The week closed with three auctions at Milan-based auction house Porro & C. Art Consulting on Nov. 29. The day started with a sale of Old Masters, which included a group of nativity sets and crib figures, a category that was very successful in the first semester of this year. Among the paintings, the best lots were two portraits on paper by Rosalba Carriera: Ritratto femminile, which sold for $48,000, and Ritratto della contessa Potocka, which sold for $64,300.

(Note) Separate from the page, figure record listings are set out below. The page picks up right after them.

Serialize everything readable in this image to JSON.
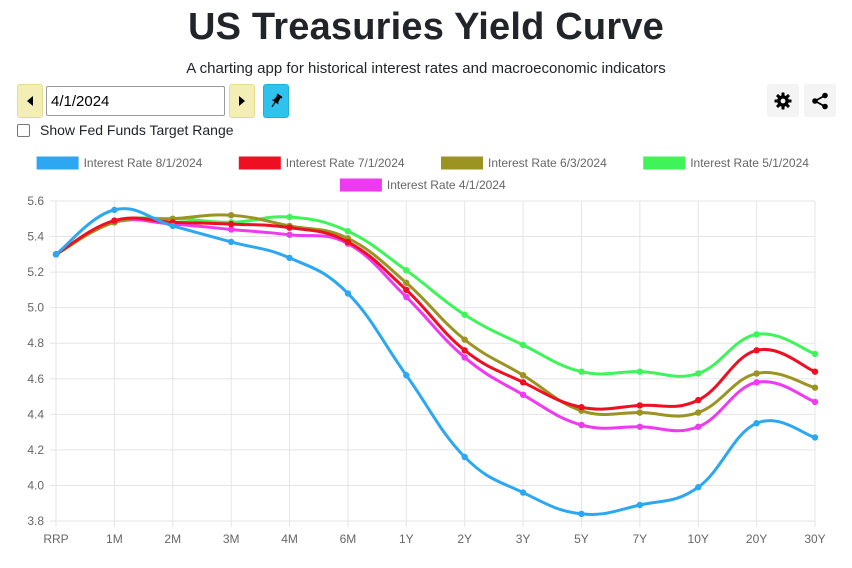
{
  "header": {
    "title": "US Treasuries Yield Curve",
    "subtitle": "A charting app for historical interest rates and macroeconomic indicators"
  },
  "toolbar": {
    "date_value": "4/1/2024",
    "prev_icon": "caret-left-icon",
    "next_icon": "caret-right-icon",
    "pin_icon": "pin-icon",
    "settings_icon": "gear-icon",
    "share_icon": "share-icon"
  },
  "options": {
    "fed_funds_label": "Show Fed Funds Target Range",
    "fed_funds_checked": false
  },
  "colors": {
    "nav_button": "#f2eeb5",
    "pin_button": "#2ec2ec"
  },
  "chart_data": {
    "type": "line",
    "title": "",
    "xlabel": "",
    "ylabel": "",
    "categories": [
      "RRP",
      "1M",
      "2M",
      "3M",
      "4M",
      "6M",
      "1Y",
      "2Y",
      "3Y",
      "5Y",
      "7Y",
      "10Y",
      "20Y",
      "30Y"
    ],
    "ylim": [
      3.8,
      5.6
    ],
    "yticks": [
      "5.6",
      "5.4",
      "5.2",
      "5.0",
      "4.8",
      "4.6",
      "4.4",
      "4.2",
      "4.0",
      "3.8"
    ],
    "grid": true,
    "legend_position": "top",
    "series": [
      {
        "name": "Interest Rate 8/1/2024",
        "color": "#2ca7f2",
        "values": [
          5.3,
          5.55,
          5.46,
          5.37,
          5.28,
          5.08,
          4.62,
          4.16,
          3.96,
          3.84,
          3.89,
          3.99,
          4.35,
          4.27
        ]
      },
      {
        "name": "Interest Rate 7/1/2024",
        "color": "#ee0f22",
        "values": [
          5.3,
          5.49,
          5.48,
          5.47,
          5.45,
          5.37,
          5.1,
          4.76,
          4.58,
          4.44,
          4.45,
          4.48,
          4.76,
          4.64
        ]
      },
      {
        "name": "Interest Rate 6/3/2024",
        "color": "#9b9322",
        "values": [
          5.3,
          5.48,
          5.5,
          5.52,
          5.46,
          5.39,
          5.14,
          4.82,
          4.62,
          4.42,
          4.41,
          4.41,
          4.63,
          4.55
        ]
      },
      {
        "name": "Interest Rate 5/1/2024",
        "color": "#3ff459",
        "values": [
          5.3,
          5.48,
          5.5,
          5.48,
          5.51,
          5.43,
          5.21,
          4.96,
          4.79,
          4.64,
          4.64,
          4.63,
          4.85,
          4.74
        ]
      },
      {
        "name": "Interest Rate 4/1/2024",
        "color": "#ee3af0",
        "values": [
          5.3,
          5.48,
          5.47,
          5.44,
          5.41,
          5.36,
          5.06,
          4.72,
          4.51,
          4.34,
          4.33,
          4.33,
          4.58,
          4.47
        ]
      }
    ]
  }
}
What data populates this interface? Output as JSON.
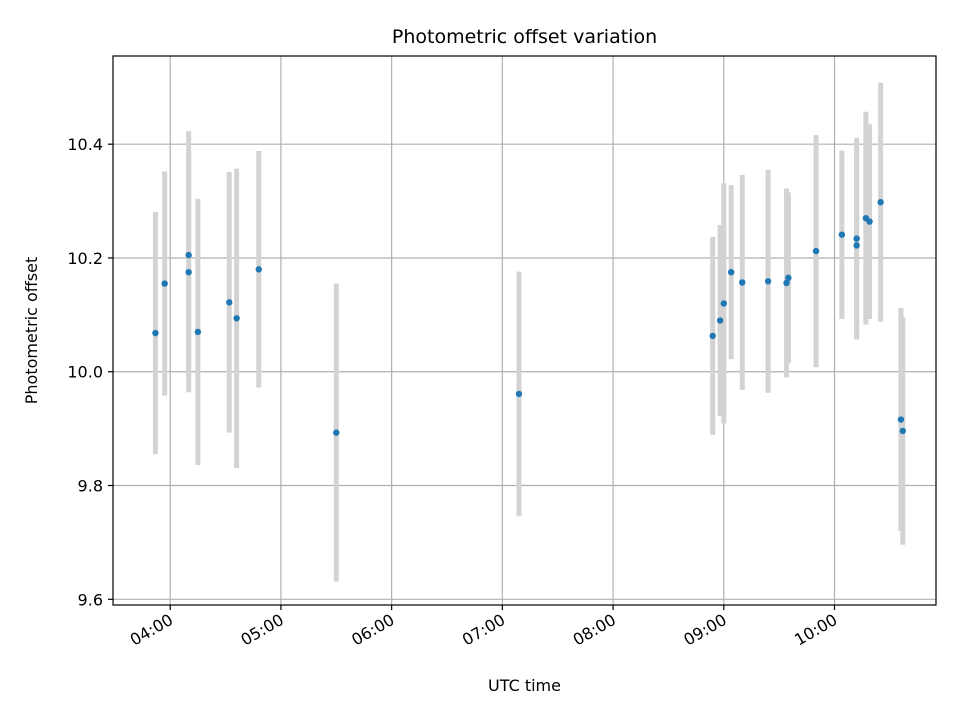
{
  "chart_data": {
    "type": "scatter",
    "title": "Photometric offset variation",
    "xlabel": "UTC time",
    "ylabel": "Photometric offset",
    "x_tick_labels": [
      "04:00",
      "05:00",
      "06:00",
      "07:00",
      "08:00",
      "09:00",
      "10:00"
    ],
    "y_tick_labels": [
      "9.6",
      "9.8",
      "10.0",
      "10.2",
      "10.4"
    ],
    "xlim": [
      "03:29",
      "10:55"
    ],
    "ylim": [
      9.59,
      10.555
    ],
    "grid": true,
    "colors": {
      "points": "#1f77b4",
      "errorbars": "#d3d3d3",
      "grid": "#b0b0b0"
    },
    "points": [
      {
        "x": "03:52",
        "y": 10.068,
        "err": 0.213
      },
      {
        "x": "03:57",
        "y": 10.155,
        "err": 0.197
      },
      {
        "x": "04:10",
        "y": 10.205,
        "err": 0.218
      },
      {
        "x": "04:10",
        "y": 10.175,
        "err": 0.211
      },
      {
        "x": "04:15",
        "y": 10.07,
        "err": 0.234
      },
      {
        "x": "04:32",
        "y": 10.122,
        "err": 0.229
      },
      {
        "x": "04:36",
        "y": 10.094,
        "err": 0.263
      },
      {
        "x": "04:48",
        "y": 10.18,
        "err": 0.208
      },
      {
        "x": "05:30",
        "y": 9.893,
        "err": 0.262
      },
      {
        "x": "07:09",
        "y": 9.961,
        "err": 0.215
      },
      {
        "x": "08:54",
        "y": 10.063,
        "err": 0.174
      },
      {
        "x": "08:58",
        "y": 10.09,
        "err": 0.168
      },
      {
        "x": "09:00",
        "y": 10.12,
        "err": 0.211
      },
      {
        "x": "09:04",
        "y": 10.175,
        "err": 0.153
      },
      {
        "x": "09:10",
        "y": 10.157,
        "err": 0.189
      },
      {
        "x": "09:24",
        "y": 10.159,
        "err": 0.196
      },
      {
        "x": "09:34",
        "y": 10.156,
        "err": 0.166
      },
      {
        "x": "09:35",
        "y": 10.165,
        "err": 0.15
      },
      {
        "x": "09:50",
        "y": 10.212,
        "err": 0.204
      },
      {
        "x": "10:04",
        "y": 10.241,
        "err": 0.148
      },
      {
        "x": "10:12",
        "y": 10.234,
        "err": 0.177
      },
      {
        "x": "10:12",
        "y": 10.222,
        "err": 0.165
      },
      {
        "x": "10:17",
        "y": 10.27,
        "err": 0.187
      },
      {
        "x": "10:19",
        "y": 10.264,
        "err": 0.171
      },
      {
        "x": "10:25",
        "y": 10.298,
        "err": 0.21
      },
      {
        "x": "10:36",
        "y": 9.916,
        "err": 0.196
      },
      {
        "x": "10:37",
        "y": 9.896,
        "err": 0.2
      }
    ]
  }
}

The other two sales offered contemporary art and design. The top lot of the contemporary art sale was a fire painting by Yves Klein that sold for $1.1 million. Even if Yves Klein is best-known for his monochromes, the fire paintings are an important part of his production, which is now being rediscovered. Italian gallery Tornabuoni is showing in its Paris base a review of artworks made with fire, among which there are works by Yves Klein, Alberto Burri and Arman, who were the first artists who used fire in contemporary art, and by others like Calzolari, Boltanski and Chen Zhen.
Other Italian artists who did well were Enrico Castellani, with a shaped canvas that sold for $185,000, and Mimmo Rotella, with a décollage that sold for $80,400.